# Pate vs. Stew Canned Cat Food? - Redbarn?



## neocacher (Jan 12, 2014)

I was wondering if there could be any health reasons why my 8 year old cat Lucy seems to prefer pate wet food rather than chunky stew (very little vegetable). Also she prefers chicken rather than beef. Any thoughts?


----------



## neocacher (Jan 12, 2014)

*Any try Redbarn Canned Cat Food?*

Any try this food? It is grain and carageenan free in a stew form. My cat seems to like the tricky chicly, but not the beefa palooza.


----------



## MowMow (Nov 6, 2010)

I know that personally I detest blueberries. I love the taste, but I hate that they pop like little eyeballs when you eat them. The texture of them is gross.

Also, wile I don't dislike chicken....i'd sure rather have a big ole rib eye.

Just like people, cats have preferences. Different strokes for different folks.


----------



## Cattails5 (May 20, 2014)

I think it is a texture thing. Mine prefer flaked or shredded style then pate. The only pate they will touch is Hound and Gatos rabbit flavor and if I can get the By Nature rabbit that has texture they prefer that. They pretty much live on Weruva which is all shredded or chunked. Probably just what they get used to as kittens or when they start on wet food. One of mine just likes to go around and drink all the gravy (of his brothers that won't punch him in the face when he tries it) and then goes back and eats "his" bowl of meat shreds. Go figure.


----------



## Chloe92us (Mar 16, 2014)

I purchased a case of the tricky chicky when it was on sale at chewy. Neither cat liked it (and they're not that picky!), but the dogs love it. I've been using it as a topper for their kibble. I always put the reject cat food to good use!


----------



## Marcia (Dec 26, 2010)

YES!! They bought it at the shelter and 75% of the cats hated it! I'm talking about 60 cats trying this brand, too.


----------



## Heather72754 (Nov 1, 2013)

The only health reason I could possibly think of with a preference for pate would be not wanting to chew due to teeth issues, but truthfully even the so-called chunky cat food doesn't require much chewing. If you suspect any health issues though you should definitely take her to the vet. She is 8, which is actually considered a senior by vets so some bloodwork, etc, could be in order if she hasn't had any.


----------



## Chloe92us (Mar 16, 2014)

The thing is, I bought it based on the glowing reviews on Chewy.com...I was disappointed mine didn't like it, because I sure like the price!


----------



## TabbCatt (Mar 26, 2014)

So sorry your kitties did not like it, Chloe! But I guess from Marcia's review, your kitties are in the majority of "dislike" vote. 
I was wondering of that brand myself, I haven't seen it in any of my local stores, except maybe in the dog section.


----------



## molldee (May 19, 2013)

Weird I thought Redbarn was mostly dog stuff, like chews. Maybe they're branching out, like all other pet companies! Usually Redbarn chews are more on the expensive side though, I'm surprised the cat food is cheaper.


----------



## neocacher (Jan 12, 2014)

chloe,

I was disappointed also. i bought a case of the chicken and the beef. Maybe I just need to give Lucy more time. The ingredients look healthy.


----------



## MowMow (Nov 6, 2010)

It's pretty low in calories. I'd have to feed one MowMow at least 2 cans of this per day.....


----------



## Bill the Cat Guy (Dec 25, 2013)

neocacher said:


> I was wondering if there could be any health reasons why my 8 year old cat Lucy seems to prefer pate wet food rather than chunky stew (very little vegetable). Also she prefers chicken rather than beef. Any thoughts?

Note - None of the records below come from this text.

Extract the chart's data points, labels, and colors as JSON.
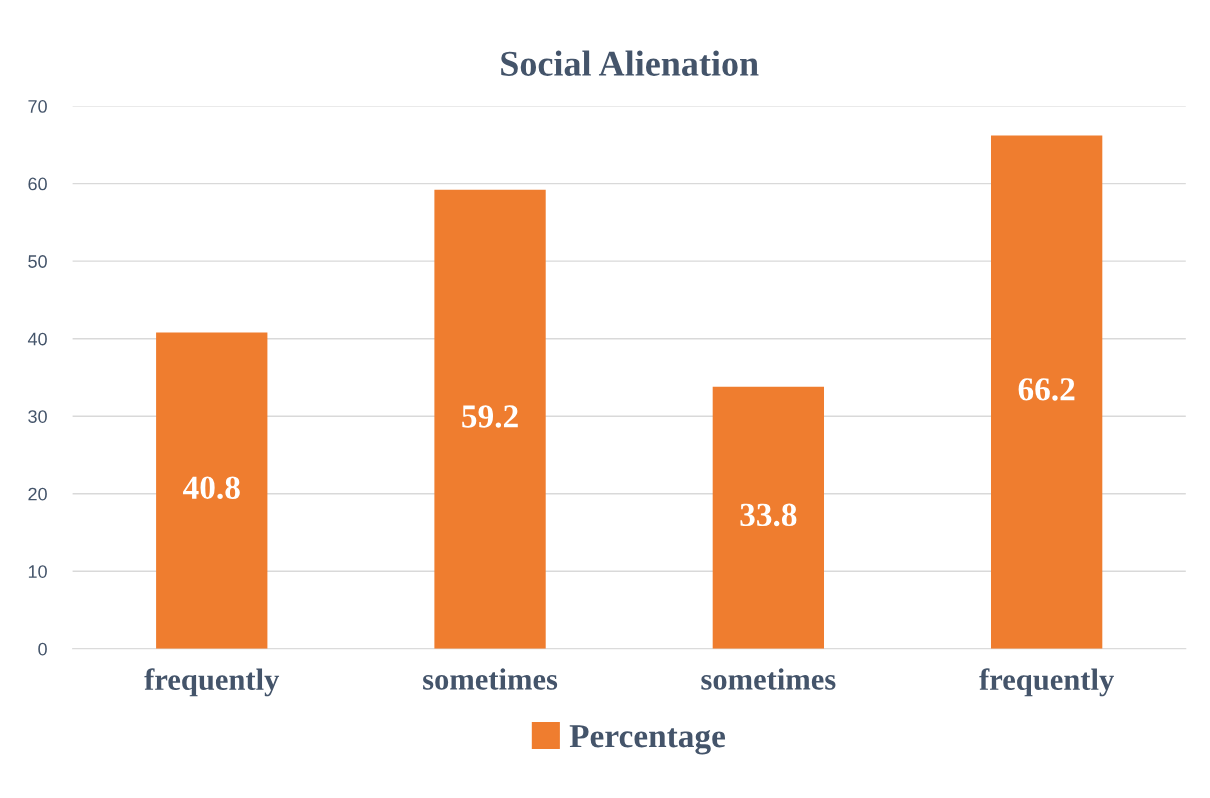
{
  "chart_data": {
    "type": "bar",
    "title": "Social Alienation",
    "categories": [
      "frequently",
      "sometimes",
      "sometimes",
      "frequently"
    ],
    "series": [
      {
        "name": "Percentage",
        "color": "#ef7d2f",
        "values": [
          40.8,
          59.2,
          33.8,
          66.2
        ]
      }
    ],
    "ylim": [
      0,
      70
    ],
    "yticks": [
      0,
      10,
      20,
      30,
      40,
      50,
      60,
      70
    ],
    "grid": "y",
    "legend": "bottom",
    "data_labels": true
  }
}
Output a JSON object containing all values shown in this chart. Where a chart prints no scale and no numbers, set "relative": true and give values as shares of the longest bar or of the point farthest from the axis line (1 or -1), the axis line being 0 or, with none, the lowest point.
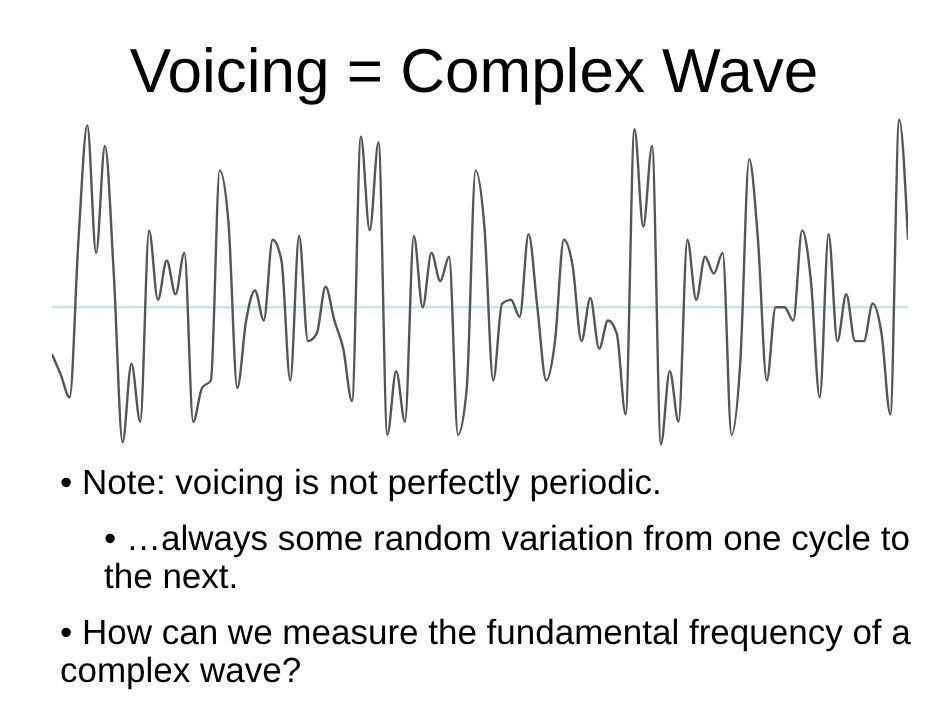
{
  "chart_data": {
    "type": "line",
    "title": "Voicing = Complex Wave",
    "relative": true,
    "tick_labels": false,
    "marker": "none",
    "line_style": "solid",
    "categories": [
      null,
      null,
      null,
      null,
      null,
      null,
      null,
      null,
      null,
      null,
      null,
      null,
      null,
      null,
      null,
      null,
      null,
      null,
      null,
      null,
      null,
      null,
      null,
      null,
      null,
      null,
      null,
      null,
      null,
      null,
      null,
      null,
      null,
      null,
      null,
      null,
      null,
      null,
      null,
      null,
      null,
      null,
      null,
      null,
      null,
      null,
      null,
      null,
      null,
      null,
      null,
      null,
      null,
      null,
      null,
      null,
      null,
      null,
      null,
      null,
      null,
      null,
      null,
      null,
      null,
      null,
      null,
      null,
      null,
      null,
      null,
      null,
      null,
      null,
      null,
      null,
      null,
      null,
      null,
      null,
      null,
      null,
      null,
      null,
      null,
      null,
      null,
      null,
      null,
      null,
      null,
      null,
      null,
      null,
      null,
      null,
      null,
      null
    ],
    "series": [
      {
        "color": "#555555",
        "values": [
          -0.25,
          -0.36,
          -0.48,
          0.36,
          0.97,
          0.29,
          0.86,
          0.18,
          -0.72,
          -0.3,
          -0.61,
          0.41,
          0.04,
          0.25,
          0.07,
          0.29,
          -0.61,
          -0.43,
          -0.39,
          0.73,
          0.45,
          -0.43,
          -0.07,
          0.09,
          -0.07,
          0.36,
          0.25,
          -0.39,
          0.38,
          -0.18,
          -0.14,
          0.11,
          -0.07,
          -0.22,
          -0.5,
          0.91,
          0.41,
          0.88,
          -0.68,
          -0.34,
          -0.61,
          0.38,
          0,
          0.29,
          0.14,
          0.27,
          -0.68,
          -0.43,
          0.73,
          0.43,
          -0.39,
          0.02,
          0.04,
          -0.05,
          0.39,
          0,
          -0.39,
          -0.18,
          0.36,
          0.22,
          -0.18,
          0.05,
          -0.22,
          -0.07,
          -0.14,
          -0.57,
          0.95,
          0.43,
          0.86,
          -0.73,
          -0.34,
          -0.61,
          0.36,
          0.04,
          0.27,
          0.18,
          0.29,
          -0.68,
          -0.29,
          0.79,
          0.36,
          -0.39,
          0,
          0,
          -0.07,
          0.41,
          0.14,
          -0.48,
          0.39,
          -0.18,
          0.07,
          -0.18,
          -0.18,
          0.02,
          -0.14,
          -0.57,
          1,
          0.36
        ]
      }
    ],
    "ref_lines": [
      {
        "axis": "y",
        "value": 0,
        "color": "#b8e4ea"
      }
    ],
    "annotations": [
      "• Note: voicing is not perfectly periodic.",
      "• …always some random variation from one cycle to the next.",
      "• How can we measure the fundamental frequency of a complex wave?"
    ]
  }
}
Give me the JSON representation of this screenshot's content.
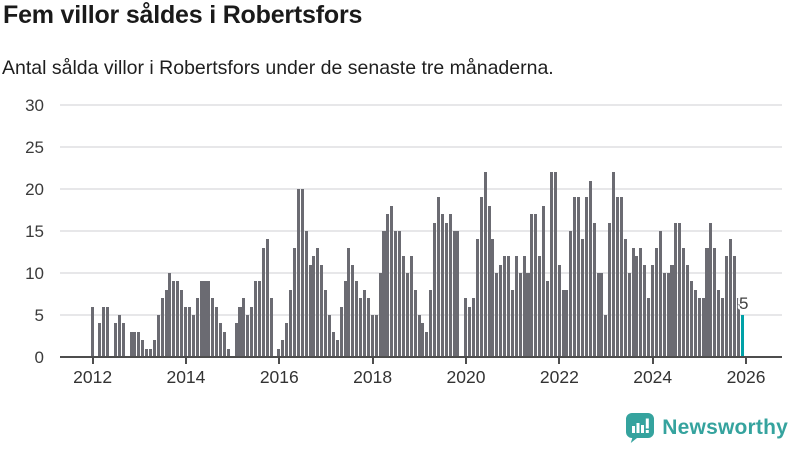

I can't think of any health reasons for the preference. Cats like what they like just like people.

Cats will like all kinds of things that couldn't have possibly been in their diet back when they were desert cats in North Africa. Such as tuna or beef or turkey.


----------



## neocacher (Jan 12, 2014)

MowMow said:


> It's pretty low in calories. I'd have to feed one MowMow at least 2 cans of this per day.....


yes it is. 50-100 less per can than most wet foods.


----------